SOCY-920 - Advanced Issues in Socio-Legal Studies
This course will examine issues and controversies in the socio-legal area. Topics will vary, but may include some or all of the following: corporate crime, victimology, crime and the elderly, feminist criminology.
SOCY-931 - New Media Cultures
This course provides graduate-level students with a grounding in media research traditions within sociology and an overview of current issues in the sociological study of media. Though the course emphasizes “new” media technologies and contexts of technological mediation, readings will deal with a variety of cultural and technological forms in order to provide conceptual richness in approaching forms of mediated social life. Topics may include structural and agential perspectives in media sociology, materiality, performativity, enchantment, the embeddedness of social life within media infrastructures, the labor of media production and mediated labor, industrial processes of media production, the politics of algorithmic visibility, the politics of digital interfaces, social movements and radicalization online, media as tool of colonial/political/class domination/resistance, and the mediated body. As a sociology course, readings and discussion focus on the social aspects of media and media technologies rather than focusing on the specific content or messages of any particular media object. (New) media sociology tends to be interdisciplinary and so goes this course. Readings comes from cultural sociology, anthropology, communication, cultural studies, and media studies.

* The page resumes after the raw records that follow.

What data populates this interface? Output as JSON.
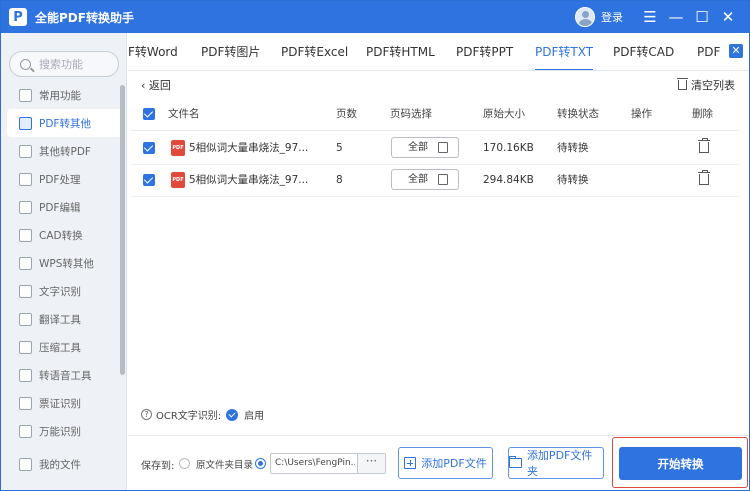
{
  "app": {
    "title": "全能PDF转换助手",
    "logo_letter": "P",
    "login": "登录"
  },
  "window": {
    "menu_glyph": "☰",
    "minimize_glyph": "—",
    "maximize_glyph": "☐",
    "close_glyph": "✕"
  },
  "sidebar": {
    "search_placeholder": "搜索功能",
    "items": [
      {
        "label": "常用功能"
      },
      {
        "label": "PDF转其他"
      },
      {
        "label": "其他转PDF"
      },
      {
        "label": "PDF处理"
      },
      {
        "label": "PDF编辑"
      },
      {
        "label": "CAD转换"
      },
      {
        "label": "WPS转其他"
      },
      {
        "label": "文字识别"
      },
      {
        "label": "翻译工具"
      },
      {
        "label": "压缩工具"
      },
      {
        "label": "转语音工具"
      },
      {
        "label": "票证识别"
      },
      {
        "label": "万能识别"
      }
    ],
    "active_index": 1,
    "my_files": "我的文件"
  },
  "tabs": {
    "items": [
      "F转Word",
      "PDF转图片",
      "PDF转Excel",
      "PDF转HTML",
      "PDF转PPT",
      "PDF转TXT",
      "PDF转CAD",
      "PDF"
    ],
    "active": "PDF转TXT",
    "close_glyph": "✕"
  },
  "toolbar": {
    "back_label": "‹  返回",
    "clear_label": "清空列表"
  },
  "table": {
    "headers": {
      "filename": "文件名",
      "pages": "页数",
      "range": "页码选择",
      "size": "原始大小",
      "status": "转换状态",
      "action": "操作",
      "delete": "删除"
    },
    "rows": [
      {
        "filename": "5相似词大量串烧法_97...",
        "pages": "5",
        "range": "全部",
        "size": "170.16KB",
        "status": "待转换"
      },
      {
        "filename": "5相似词大量串烧法_97...",
        "pages": "8",
        "range": "全部",
        "size": "294.84KB",
        "status": "待转换"
      }
    ]
  },
  "ocr": {
    "label": "OCR文字识别:",
    "value": "启用"
  },
  "bottom": {
    "save_to": "保存到:",
    "option_source": "原文件夹目录",
    "path": "C:\\Users\\FengPin...",
    "path_more": "···",
    "add_pdf": "添加PDF文件",
    "add_folder": "添加PDF文件夹",
    "start": "开始转换"
  },
  "colors": {
    "accent": "#2f73e0",
    "highlight_border": "#e04a3a",
    "pdf_icon": "#e24a3b"
  }
}
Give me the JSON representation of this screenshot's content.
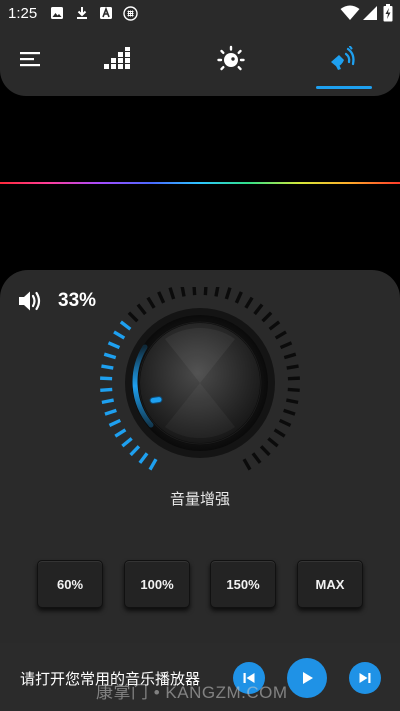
{
  "status_bar": {
    "time": "1:25",
    "left_icons": [
      "image-icon",
      "download-icon",
      "text-a-icon",
      "grid-circle-icon"
    ],
    "right_icons": [
      "wifi-icon",
      "signal-icon",
      "battery-charging-icon"
    ]
  },
  "nav": {
    "tabs": [
      {
        "icon": "menu-icon"
      },
      {
        "icon": "equalizer-icon"
      },
      {
        "icon": "brightness-icon"
      },
      {
        "icon": "speaker-boost-icon",
        "active": true
      }
    ],
    "accent_color": "#1ea0f0"
  },
  "volume": {
    "percent_label": "33%",
    "percent_value": 33,
    "knob_label": "音量增强"
  },
  "presets": [
    "60%",
    "100%",
    "150%",
    "MAX"
  ],
  "player": {
    "prompt": "请打开您常用的音乐播放器",
    "controls": [
      "previous-icon",
      "play-icon",
      "next-icon"
    ]
  },
  "watermark": "康掌门 • KANGZM.COM"
}
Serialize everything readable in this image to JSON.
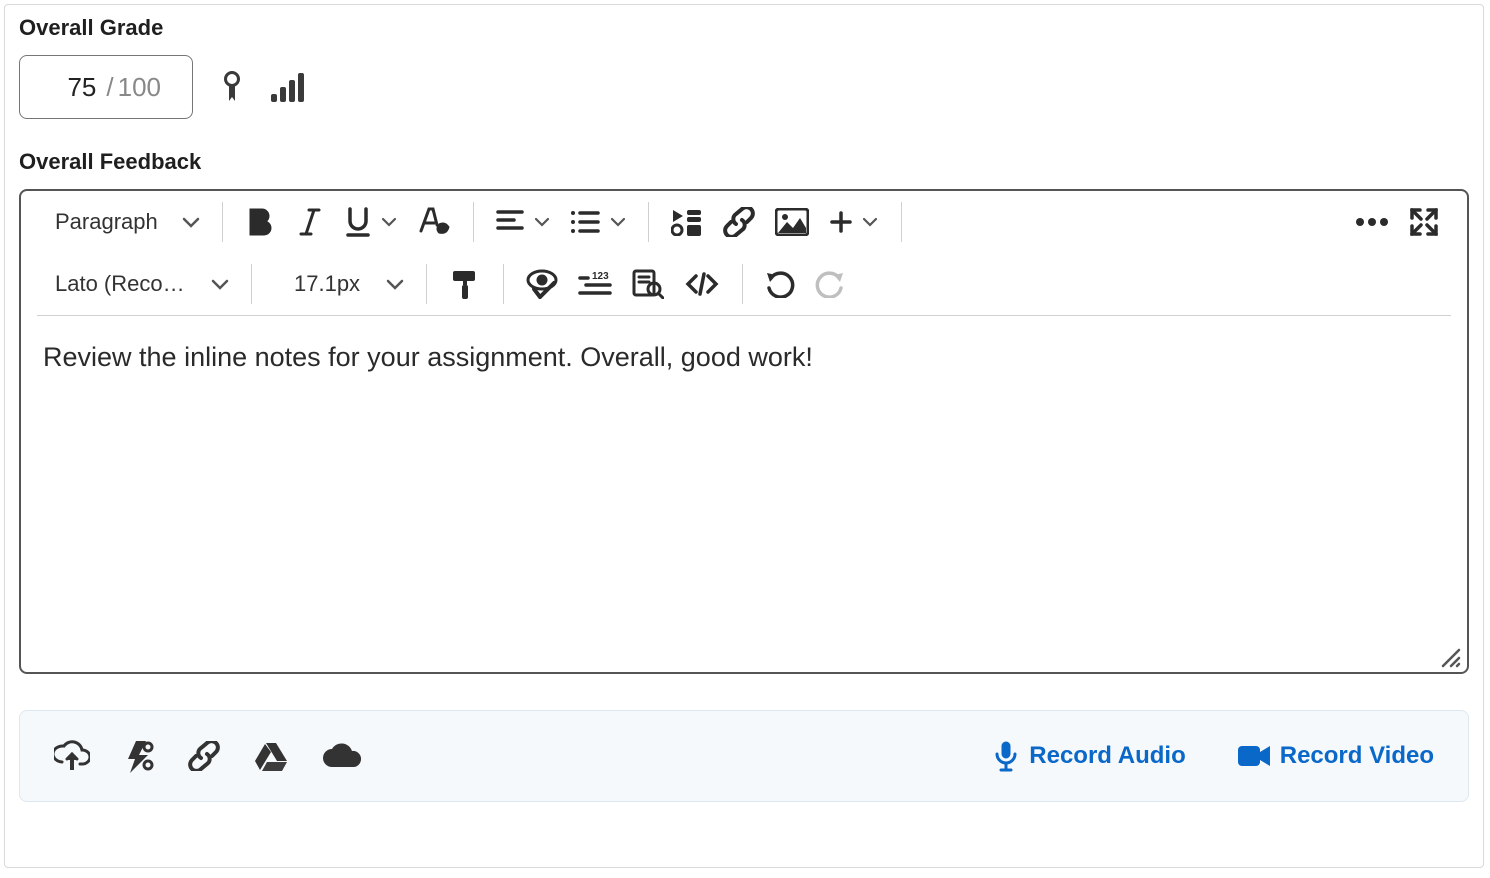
{
  "grade": {
    "label": "Overall Grade",
    "score": "75",
    "separator": "/",
    "max": "100"
  },
  "feedback": {
    "label": "Overall Feedback",
    "toolbar": {
      "block_format": "Paragraph",
      "font_name": "Lato (Recomm…",
      "font_size": "17.1px"
    },
    "content": "Review the inline notes for your assignment. Overall, good work!"
  },
  "attachments": {
    "record_audio": "Record Audio",
    "record_video": "Record Video"
  }
}
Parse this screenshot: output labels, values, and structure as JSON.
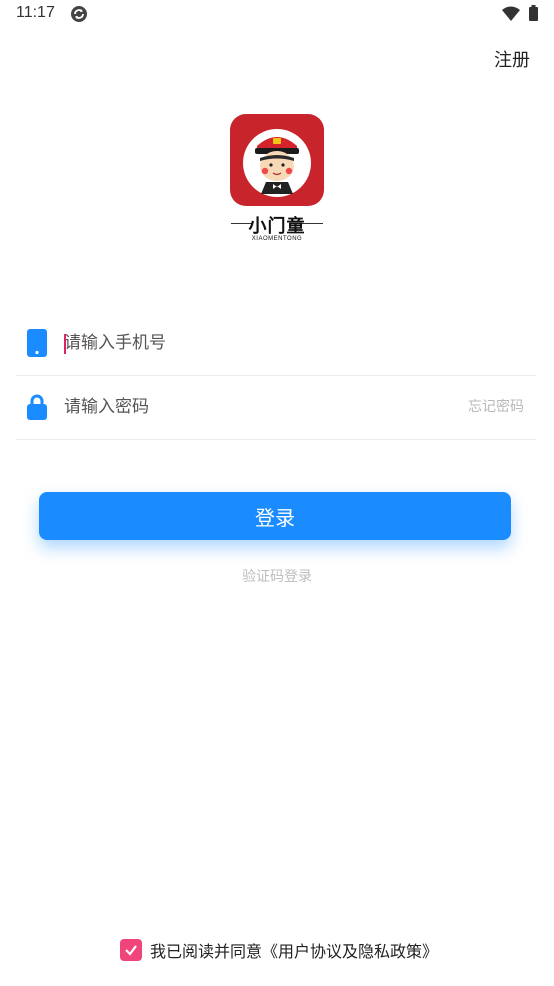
{
  "status_bar": {
    "time": "11:17",
    "icons": [
      "sync-icon",
      "wifi-icon",
      "battery-icon"
    ]
  },
  "header": {
    "register_label": "注册"
  },
  "brand": {
    "name": "小门童",
    "subtitle": "XIAOMENTONG",
    "logo_color": "#c8242b"
  },
  "form": {
    "phone_placeholder": "请输入手机号",
    "phone_value": "",
    "password_placeholder": "请输入密码",
    "password_value": "",
    "forgot_label": "忘记密码",
    "icon_color": "#1a8cff",
    "login_label": "登录",
    "code_login_label": "验证码登录"
  },
  "agreement": {
    "checked": true,
    "text": "我已阅读并同意《用户协议及隐私政策》",
    "check_color": "#f0457a"
  }
}
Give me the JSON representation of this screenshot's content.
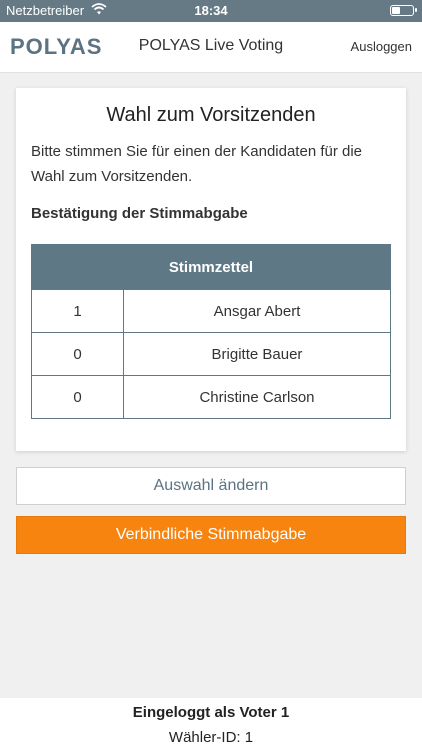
{
  "status_bar": {
    "carrier": "Netzbetreiber",
    "time": "18:34",
    "wifi_icon": "wifi-icon",
    "battery_icon": "battery-icon",
    "battery_level": 0.4
  },
  "navbar": {
    "logo": "POLYAS",
    "title": "POLYAS Live Voting",
    "logout_label": "Ausloggen"
  },
  "card": {
    "title": "Wahl zum Vorsitzenden",
    "description": "Bitte stimmen Sie für einen der Kandidaten für die Wahl zum Vorsitzenden.",
    "subheading": "Bestätigung der Stimmabgabe",
    "table": {
      "header": "Stimmzettel",
      "rows": [
        {
          "votes": "1",
          "name": "Ansgar Abert"
        },
        {
          "votes": "0",
          "name": "Brigitte Bauer"
        },
        {
          "votes": "0",
          "name": "Christine Carlson"
        }
      ]
    }
  },
  "actions": {
    "change_label": "Auswahl ändern",
    "submit_label": "Verbindliche Stimmabgabe"
  },
  "footer": {
    "logged_in": "Eingeloggt als Voter 1",
    "voter_id": "Wähler-ID: 1"
  },
  "colors": {
    "header_bar": "#667a86",
    "table_header": "#5f7886",
    "accent": "#f7840f"
  }
}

SOCY-936 - Disability Studies
Disability Studies explores the cultural formation of ability and disability, with an eye to removing disabling barriers for all persons. This course will serve as an advanced introduction to that discipline, with an emphasis on theoretical and qualitative sociological research. More than just a sociology of disability, this means using disability to reframe classical and contemporary theories of social life, and exploring disablement as a site of transformative change and the politics of access. Concretely, this course will explore the medical and social models of disability, their detractors, intersectional and critical theories of disability, and empirical studies of disablement. By focusing on disability and ability, the seminar should be of interest to those interested in disability, and the social and material organization of capability more generally. Some basic questions that frame the course content: What is the relationship between disability and impairment? What are the politics underpinning disability terminology? What is the role of rehabilitation in the politics of disability and ability? What is the relationship between physical and mental disability? Who gets to theorize disability? Does disability change under different modes of economic organization? Students should finish the seminar with an understanding of disability studies debates, their history, key disability studies thinkers, and points of similarity with adjacent spaces of academic inquiry, not solely within sociology.
When the graduate timetable is finalized each summer the Graduate Program Assistant will inform (by email) all continuing and new incoming students. When graduate students have determined their courses for the upcoming year, the graduate student will send an email to the Graduate Program Assistant listing his/her selections. Course selections will be entered onto the system prior to the beginning of classes. Check SOLUS at the beginning of the term to ensure courses have been added correctly. If there are any errors or omissions, please contact the Graduate Program Assistant immediately. Note that SOLUS will not always show you the date/time/location of the course. This information can be found on the graduate timetable.